There’s a moment when one of them makes a soft, almost awkward advance toward her. It’s not romantic — it’s something sadder. They’re not trying to reclaim power. They’re just trying to feel alive, even if it’s in someone else’s house. You don’t leave “Los Bastardos” feeling good. But you do leave shaken. Escalante flips the usual home invasion story and forces us to sit with the humanity of people we’re trained to fear, not to excuse them, but to ask why they ended up there at all.

1. The Untamed (2016)

The Untamed (2016) | All 7 Amat Escalante Movies, Ranked

What is the cost of sexual desire?

If Amat Escalante merely hinted at this question in “Heli,” he confronts it head-on in “The Untamed” (2016), which won him the Silver Lion for Best Director at Venice. The film weaves together the lives of several characters orbiting a strange creature — one that offers ultimate pleasure, but not without consequences.

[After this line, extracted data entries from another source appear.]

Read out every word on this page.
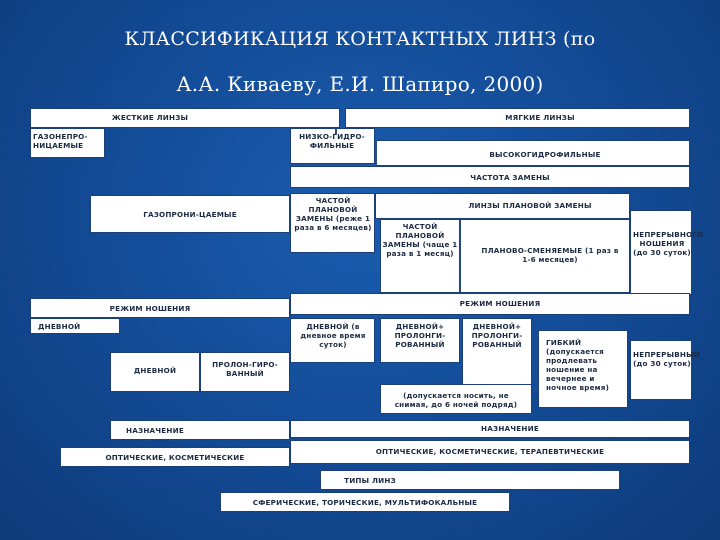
КЛАССИФИКАЦИЯ КОНТАКТНЫХ ЛИНЗ (по
А.А. Киваеву, Е.И. Шапиро, 2000)
ЖЕСТКИЕ ЛИНЗЫ	МЯГКИЕ ЛИНЗЫ
ГАЗОНЕПРО-НИЦАЕМЫЕ
НИЗКО-ГИДРО-ФИЛЬНЫЕ
ВЫСОКОГИДРОФИЛЬНЫЕ
ЧАСТОТА ЗАМЕНЫ
ГАЗОПРОНИ-ЦАЕМЫЕ
ЧАСТОЙ ПЛАНОВОЙ ЗАМЕНЫ (реже 1 раза в 6 месяцев)
ЛИНЗЫ ПЛАНОВОЙ ЗАМЕНЫ
ЧАСТОЙ ПЛАНОВОЙ ЗАМЕНЫ (чаще 1 раза в 1 месяц)	ПЛАНОВО-СМЕНЯЕМЫЕ (1 раз в 1-6 месяцев)
НЕПРЕРЫВНОГО НОШЕНИЯ (до 30 суток)
РЕЖИМ НОШЕНИЯ
РЕЖИМ НОШЕНИЯ
ДНЕВНОЙ
ДНЕВНОЙ
ПРОЛОН-ГИРО-ВАННЫЙ
ДНЕВНОЙ (в дневное время суток)
ДНЕВНОЙ+ ПРОЛОНГИ-РОВАННЫЙ
ДНЕВНОЙ+ ПРОЛОНГИ-РОВАННЫЙ
(допускается носить, не снимая, до 6 ночей подряд)
ГИБКИЙ (допускается продлевать ношение на вечернее и ночное время)
НЕПРЕРЫВНЫЙ (до 30 суток)
НАЗНАЧЕНИЕ	НАЗНАЧЕНИЕ
ОПТИЧЕСКИЕ, КОСМЕТИЧЕСКИЕ
ОПТИЧЕСКИЕ, КОСМЕТИЧЕСКИЕ, ТЕРАПЕВТИЧЕСКИЕ
ТИПЫ ЛИНЗ
СФЕРИЧЕСКИЕ, ТОРИЧЕСКИЕ, МУЛЬТИФОКАЛЬНЫЕ
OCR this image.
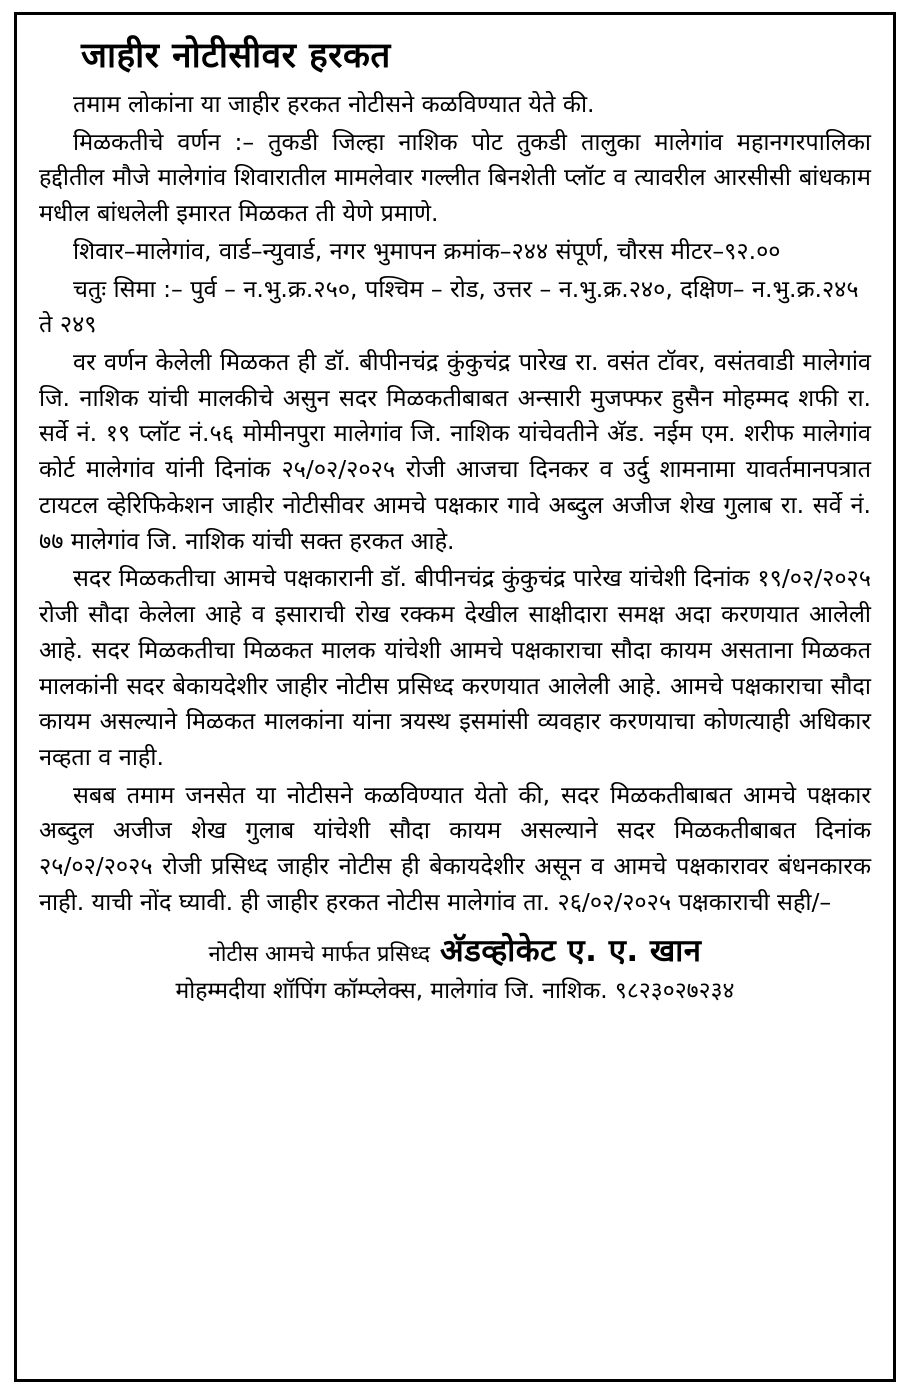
जाहीर नोटीसीवर हरकत

तमाम लोकांना या जाहीर हरकत नोटीसने कळविण्यात येते की.

मिळकतीचे वर्णन :– तुकडी जिल्हा नाशिक पोट तुकडी तालुका मालेगांव महानगरपालिका हद्दीतील मौजे मालेगांव शिवारातील मामलेवार गल्लीत बिनशेती प्लॉट व त्यावरील आरसीसी बांधकाम मधील बांधलेली इमारत मिळकत ती येणे प्रमाणे.

शिवार–मालेगांव, वार्ड–न्युवार्ड, नगर भुमापन क्रमांक–२४४ संपूर्ण, चौरस मीटर–९२.००

चतुः सिमा :– पुर्व – न.भु.क्र.२५०, पश्चिम – रोड, उत्तर – न.भु.क्र.२४०, दक्षिण– न.भु.क्र.२४५ ते २४९

वर वर्णन केलेली मिळकत ही डॉ. बीपीनचंद्र कुंकुचंद्र पारेख रा. वसंत टॉवर, वसंतवाडी मालेगांव जि. नाशिक यांची मालकीचे असुन सदर मिळकतीबाबत अन्सारी मुजफ्फर हुसैन मोहम्मद शफी रा. सर्वे नं. १९ प्लॉट नं.५६ मोमीनपुरा मालेगांव जि. नाशिक यांचेवतीने अ‍ॅड. नईम एम. शरीफ मालेगांव कोर्ट मालेगांव यांनी दिनांक २५/०२/२०२५ रोजी आजचा दिनकर व उर्दु शामनामा यावर्तमानपत्रात टायटल व्हेरिफिकेशन जाहीर नोटीसीवर आमचे पक्षकार गावे अब्दुल अजीज शेख गुलाब रा. सर्वे नं. ७७ मालेगांव जि. नाशिक यांची सक्त हरकत आहे.

सदर मिळकतीचा आमचे पक्षकारानी डॉ. बीपीनचंद्र कुंकुचंद्र पारेख यांचेशी दिनांक १९/०२/२०२५ रोजी सौदा केलेला आहे व इसाराची रोख रक्कम देखील साक्षीदारा समक्ष अदा करणयात आलेली आहे. सदर मिळकतीचा मिळकत मालक यांचेशी आमचे पक्षकाराचा सौदा कायम असताना मिळकत मालकांनी सदर बेकायदेशीर जाहीर नोटीस प्रसिध्द करणयात आलेली आहे. आमचे पक्षकाराचा सौदा कायम असल्याने मिळकत मालकांना यांना त्रयस्थ इसमांसी व्यवहार करणयाचा कोणत्याही अधिकार नव्हता व नाही.

सबब तमाम जनसेत या नोटीसने कळविण्यात येतो की, सदर मिळकतीबाबत आमचे पक्षकार अब्दुल अजीज शेख गुलाब यांचेशी सौदा कायम असल्याने सदर मिळकतीबाबत दिनांक २५/०२/२०२५ रोजी प्रसिध्द जाहीर नोटीस ही बेकायदेशीर असून व आमचे पक्षकारावर बंधनकारक नाही. याची नोंद घ्यावी. ही जाहीर हरकत नोटीस मालेगांव ता. २६/०२/२०२५ पक्षकाराची सही/–

नोटीस आमचे मार्फत प्रसिध्द अ‍ॅडव्होकेट ए. ए. खान
मोहम्मदीया शॉपिंग कॉम्प्लेक्स, मालेगांव जि. नाशिक. ९८२३०२७२३४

A modern take on Andrzej Zulawski’s “Possession” (1981), “The Untamed” uses science fiction and body horror to externalize the inner violence of suppressed desire. We begin with Veronica, a young woman who has been physically wounded by the creature. Has it grown tired of her? She’s touched an unreachable ecstasy — so profound that no human experience could ever match it. That unbearable knowledge haunts her.

Veronica enters the life of Alejandra, a young mother trapped in a loveless marriage. Her husband is secretly involved with his brother-in-law, leaving Alejandra emotionally and physically starved. As their stories intertwine, Escalante resists the need to explain. The creature remains elusive. We see only glimpses — a crater where animals are lost in frenzied copulation — but its mystery holds.

By the end, the question isn’t what the creature is, but who — or what — is The Untamed? Is it the beast that chooses who to pleasure and punish? Are they Alejandra and Veronica, women who sacrifice men to fulfill their desires? Or is it desire itself — dangerous, unrelenting, uncontainable?

Can desire be tamed? Should it be? What void does it leave behind once touched by something otherworldly? With “The Untamed,” Escalante moves beyond social realism into an erotic, cosmic allegory. He dares to explore impulses caged by culture, asking: What happens when that cage finally shatters?